Australia: Showers Maintain Normal Crop Conditions In Most Areas
During October 2001, beneficial rain fell across Australia’s major crop districts at levels high enough to maintain current crop conditions. October was highlighted by rainfall in New South Wales and South Australia that ended a prolonged dry spell, benefitting grazing lands and late–maturing winter wheat. During the week of October 21 - 27, widespread, locally heavy rain overspread Queensland. In the southeastern parts of that state, moderate showers ended a period of persistent dryness and increased soil moisture levels for germinating sorghum, and upland cotton. In western Queensland, somewhat heavier rain improved grazing conditions for livestock. During the first week of November, dry and warm weather returned to eastern Australia, favoring winter grain harvesting and summer crop planting. By the beginning of November, winter grains and oil seeds ranged from filling to mature in Western Australia, South Australia, Victoria, and southern New South Wales and benefitted from the drier weather.

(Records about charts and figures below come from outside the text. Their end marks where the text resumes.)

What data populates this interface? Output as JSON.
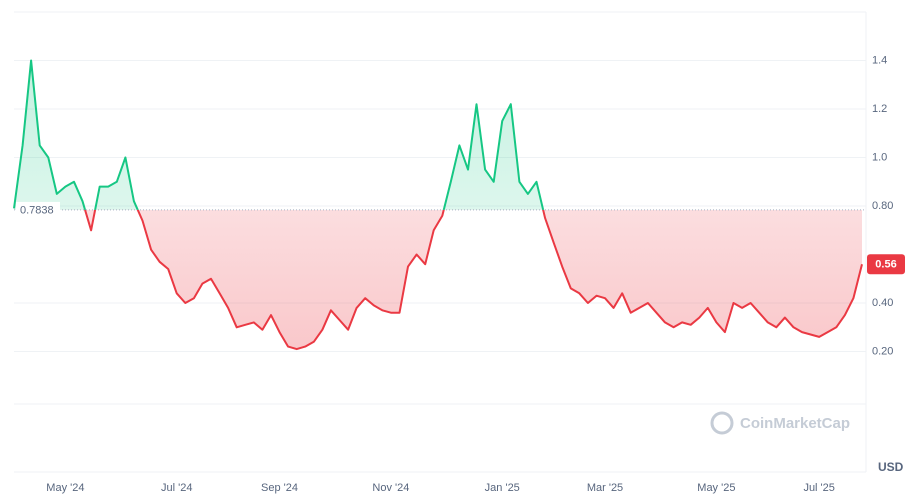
{
  "chart_data": {
    "type": "baseline-line",
    "currency": "USD",
    "watermark": "CoinMarketCap",
    "baseline": 0.7838,
    "up_color": "#16c784",
    "down_color": "#ea3943",
    "grid": true,
    "ylim": [
      0,
      1.6
    ],
    "yticks": [
      {
        "value": 0.2,
        "label": "0.20"
      },
      {
        "value": 0.4,
        "label": "0.40"
      },
      {
        "value": 0.8,
        "label": "0.80"
      },
      {
        "value": 1,
        "label": "1.0"
      },
      1.2,
      1.4
    ],
    "categories": [
      null,
      null,
      null,
      null,
      null,
      null,
      "May '24",
      null,
      null,
      null,
      null,
      null,
      null,
      null,
      null,
      null,
      null,
      null,
      null,
      "Jul '24",
      null,
      null,
      null,
      null,
      null,
      null,
      null,
      null,
      null,
      null,
      null,
      "Sep '24",
      null,
      null,
      null,
      null,
      null,
      null,
      null,
      null,
      null,
      null,
      null,
      null,
      "Nov '24",
      null,
      null,
      null,
      null,
      null,
      null,
      null,
      null,
      null,
      null,
      null,
      null,
      "Jan '25",
      null,
      null,
      null,
      null,
      null,
      null,
      null,
      null,
      null,
      null,
      null,
      "Mar '25",
      null,
      null,
      null,
      null,
      null,
      null,
      null,
      null,
      null,
      null,
      null,
      null,
      "May '25",
      null,
      null,
      null,
      null,
      null,
      null,
      null,
      null,
      null,
      null,
      null,
      "Jul '25",
      null,
      null,
      null,
      null,
      null
    ],
    "values": [
      0.79,
      1.05,
      1.4,
      1.05,
      1.0,
      0.85,
      0.88,
      0.9,
      0.82,
      0.7,
      0.88,
      0.88,
      0.9,
      1.0,
      0.82,
      0.74,
      0.62,
      0.57,
      0.54,
      0.44,
      0.4,
      0.42,
      0.48,
      0.5,
      0.44,
      0.38,
      0.3,
      0.31,
      0.32,
      0.29,
      0.35,
      0.28,
      0.22,
      0.21,
      0.22,
      0.24,
      0.29,
      0.37,
      0.33,
      0.29,
      0.38,
      0.42,
      0.39,
      0.37,
      0.36,
      0.36,
      0.55,
      0.6,
      0.56,
      0.7,
      0.76,
      0.9,
      1.05,
      0.95,
      1.22,
      0.95,
      0.9,
      1.15,
      1.22,
      0.9,
      0.85,
      0.9,
      0.75,
      0.65,
      0.55,
      0.46,
      0.44,
      0.4,
      0.43,
      0.42,
      0.38,
      0.44,
      0.36,
      0.38,
      0.4,
      0.36,
      0.32,
      0.3,
      0.32,
      0.31,
      0.34,
      0.38,
      0.32,
      0.28,
      0.4,
      0.38,
      0.4,
      0.36,
      0.32,
      0.3,
      0.34,
      0.3,
      0.28,
      0.27,
      0.26,
      0.28,
      0.3,
      0.35,
      0.42,
      0.56
    ]
  }
}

South Asia: Showers Continue In Eastern Rice Belt
During early October 2001, a late-season surge of monsoon rainfall boosted moisture reserves for immature cotton and soybeans in previously dry sections of central India. Locally heavy rainfall also returned to rice and winter wheat areas of the eastern Gangetic Plain, increasing irrigation reserves for winter cropping but causing localized flooding. In contrast, unseasonably warm and dry weather continued in Gujarat, where immature groundnuts could have still benefitted from late-season rainfall, and in cotton and rice areas of north-central India and Pakistan, where conditions favored harvesting. Widespread, locally heavy showers in southern and eastern India and Bangladesh sustained moisture levels for immature summer crops and rice cultivation and helped to replenish irrigation reserves for winter-grown (rabi) agriculture. Mid-way into October, seasonable dryness dominated central India and the northwest, aiding late summer crop development and fostering dry down and harvesting of maturing crops, including cotton. Late-season showers increased irrigation reserves in rice areas of Bangladesh and along India’s eastern coast. During the last week of October, seasonably dry weather covered eastern India and Bangladesh as the monsoon retreated to India’s southern tip, it usual position for late October. This drier weather was timely for rice maturation and harvesting. The exception was southern India (Tamil Nadu and southeastern Andhra Pradesh), where monsoon rains increased moisture for immature cotton and, along the coast, rice cultivation. During the first week of November, scattered showers returned to the rice areas of eastern India and Bangladesh, providing irrigation reserves with a late-season boost. However, the unseasonable rain likely caused some disruptions in late-season fieldwork, including main-season rice harvesting and planting of dry-season rice. The southwest monsoon has usually withdrawn by the beginning of November from the eastern rice belt, with main-season rice harvesting and dry-season planting normally underway.